The Wolfpack is an intriguing movie for any film fan. The opening sequences sees the titular brothers recreating key scenes from Quentin Tarantino’s Reservoir Dogs and while it is bizarre witnessing these recreations, you can’t help but be compelled by the scene for scene, shot for shot remake you are watching. It is the perfect taster of a life a lot less than ordinary.
The movie is about the Angulo brothers: six kids who have been practically shut-away by their parents since birth. They have very little experience of the outside world, are home-schooled and get their taste of the everyday by watching (and in some cases recreating) movies. Whether by accident or design, this movie then follows the “coming-out” of these teenagers as they start to emerge into the world they know so little about.
It is worth reading or knowing a little about the movie before you watch it because so little of it is really explained. It lacks any narration or helpful direction and you as the viewer are thrown into the Angulo world, invited to see their strange existence which they seem perfectly happy with.
There is a compelling story here. The boys exist almost entirely without supervision. They are allowed to watch and recreate movies way above their age-range and practically have free-reign of the house to shoot their home-movie recreations. One scene even sees them set a fire in their house to use during a Halloween “ceremony.” Strange only just scratches the surface of the documentary’s subjects.
It also feels like documentary director Crystal Moselle isn’t sure what she is getting from the boys or really wants from the documentary.
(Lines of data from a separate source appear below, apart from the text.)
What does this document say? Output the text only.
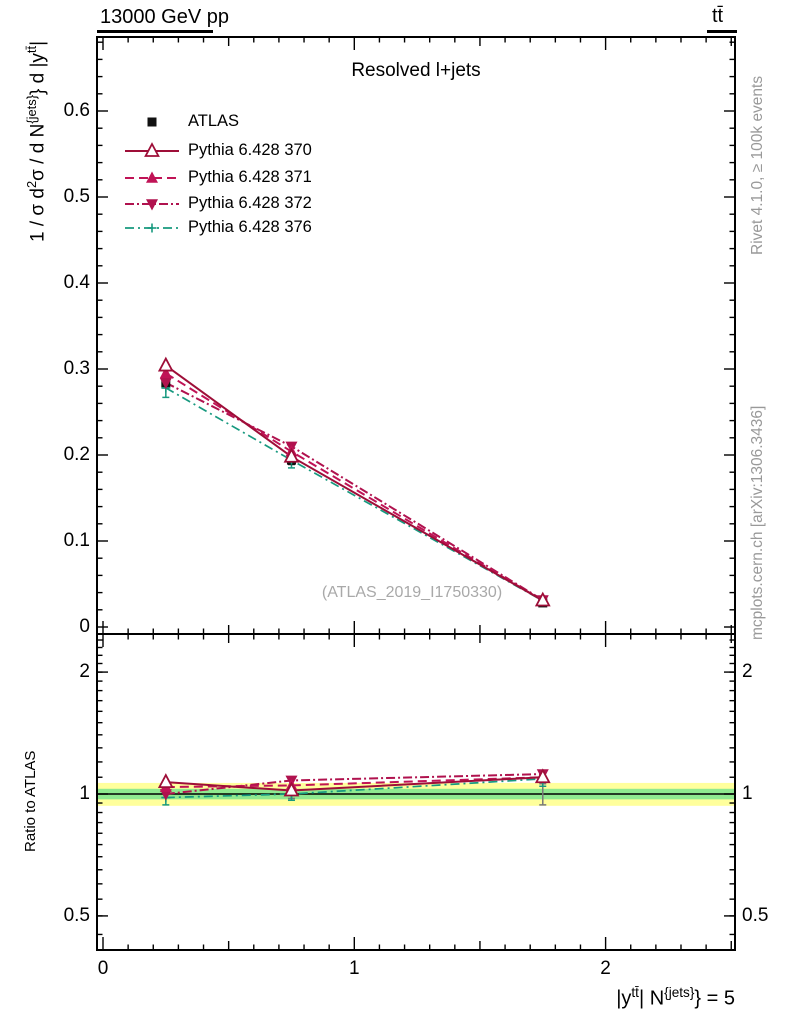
13000 GeV pp	tt̄
0	1	2
0
0.1
0.2
0.3
0.4
0.5
0.6
0.5	0.5
1	1
2	2
Resolved l+jets
ATLAS
Pythia 6.428 370
Pythia 6.428 371
Pythia 6.428 372
Pythia 6.428 376
(ATLAS_2019_I1750330)
1 / σ $d^2\sigma$ / d $N^{\{jets\}}$} d $|y^{tt̄}|$
Ratio to ATLAS
$|y^{tt̄}|$ $N^{\{jets\}}\} = 5$
Rivet 4.1.0, ≥ 100k events
mcplots.cern.ch [arXiv:1306.3436]
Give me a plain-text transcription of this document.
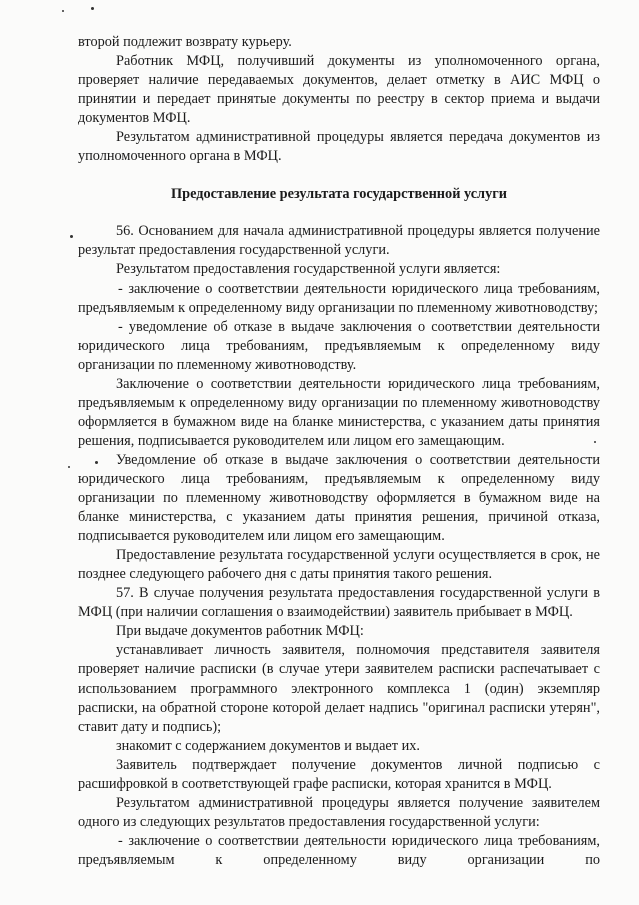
второй подлежит возврату курьеру.

Работник МФЦ, получивший документы из уполномоченного органа, проверяет наличие передаваемых документов, делает отметку в АИС МФЦ о принятии и передает принятые документы по реестру в сектор приема и выдачи документов МФЦ.

Результатом административной процедуры является передача документов из уполномоченного органа в МФЦ.

Предоставление результата государственной услуги

56. Основанием для начала административной процедуры является получение результат предоставления государственной услуги.

Результатом предоставления государственной услуги является:

- заключение о соответствии деятельности юридического лица требованиям, предъявляемым к определенному виду организации по племенному животноводству;

- уведомление об отказе в выдаче заключения о соответствии деятельности юридического лица требованиям, предъявляемым к определенному виду организации по племенному животноводству.

Заключение о соответствии деятельности юридического лица требованиям, предъявляемым к определенному виду организации по племенному животноводству оформляется в бумажном виде на бланке министерства, с указанием даты принятия решения, подписывается руководителем или лицом его замещающим.

Уведомление об отказе в выдаче заключения о соответствии деятельности юридического лица требованиям, предъявляемым к определенному виду организации по племенному животноводству оформляется в бумажном виде на бланке министерства, с указанием даты принятия решения, причиной отказа, подписывается руководителем или лицом его замещающим.

Предоставление результата государственной услуги осуществляется в срок, не позднее следующего рабочего дня с даты принятия такого решения.

57. В случае получения результата предоставления государственной услуги в МФЦ (при наличии соглашения о взаимодействии) заявитель прибывает в МФЦ.

При выдаче документов работник МФЦ:

устанавливает личность заявителя, полномочия представителя заявителя проверяет наличие расписки (в случае утери заявителем расписки распечатывает с использованием программного электронного комплекса 1 (один) экземпляр расписки, на обратной стороне которой делает надпись "оригинал расписки утерян", ставит дату и подпись);

знакомит с содержанием документов и выдает их.

Заявитель подтверждает получение документов личной подписью с расшифровкой в соответствующей графе расписки, которая хранится в МФЦ.

Результатом административной процедуры является получение заявителем одного из следующих результатов предоставления государственной услуги:

- заключение о соответствии деятельности юридического лица требованиям, предъявляемым к определенному виду организации по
There isn’t any clear purpose to her questions other than to find out about their bizarre life but in some cases this aspect isn’t investigated enough.
The fact that they haven’t seen the outside world in the “normal” way is the backbone of the documentary but the reasons go un-discussed. Somewhere in the background is the Father of the family: a man who clearly had a hand in the “trapping” of these boys but other than brief conversations with him and strange recollections about him, the man’s motives and actions are never really discovered.
It means that when you look at the movie in full, it feels quiet shallow. The hook of the story remains the only subject of the film. Six brothers making home videos and recreations of movies is impressive but that is a starting point, not the whole show and unfortunately Moselle never gets to go beyond that.
Overall, The Wolfpack is lacking something. There is no doubt that the Angulo family’s story is one waiting to be told but the movie doesn’t seem to do much more than skim the surface. More is needed, especially once questions about their upbringing come to the forefront.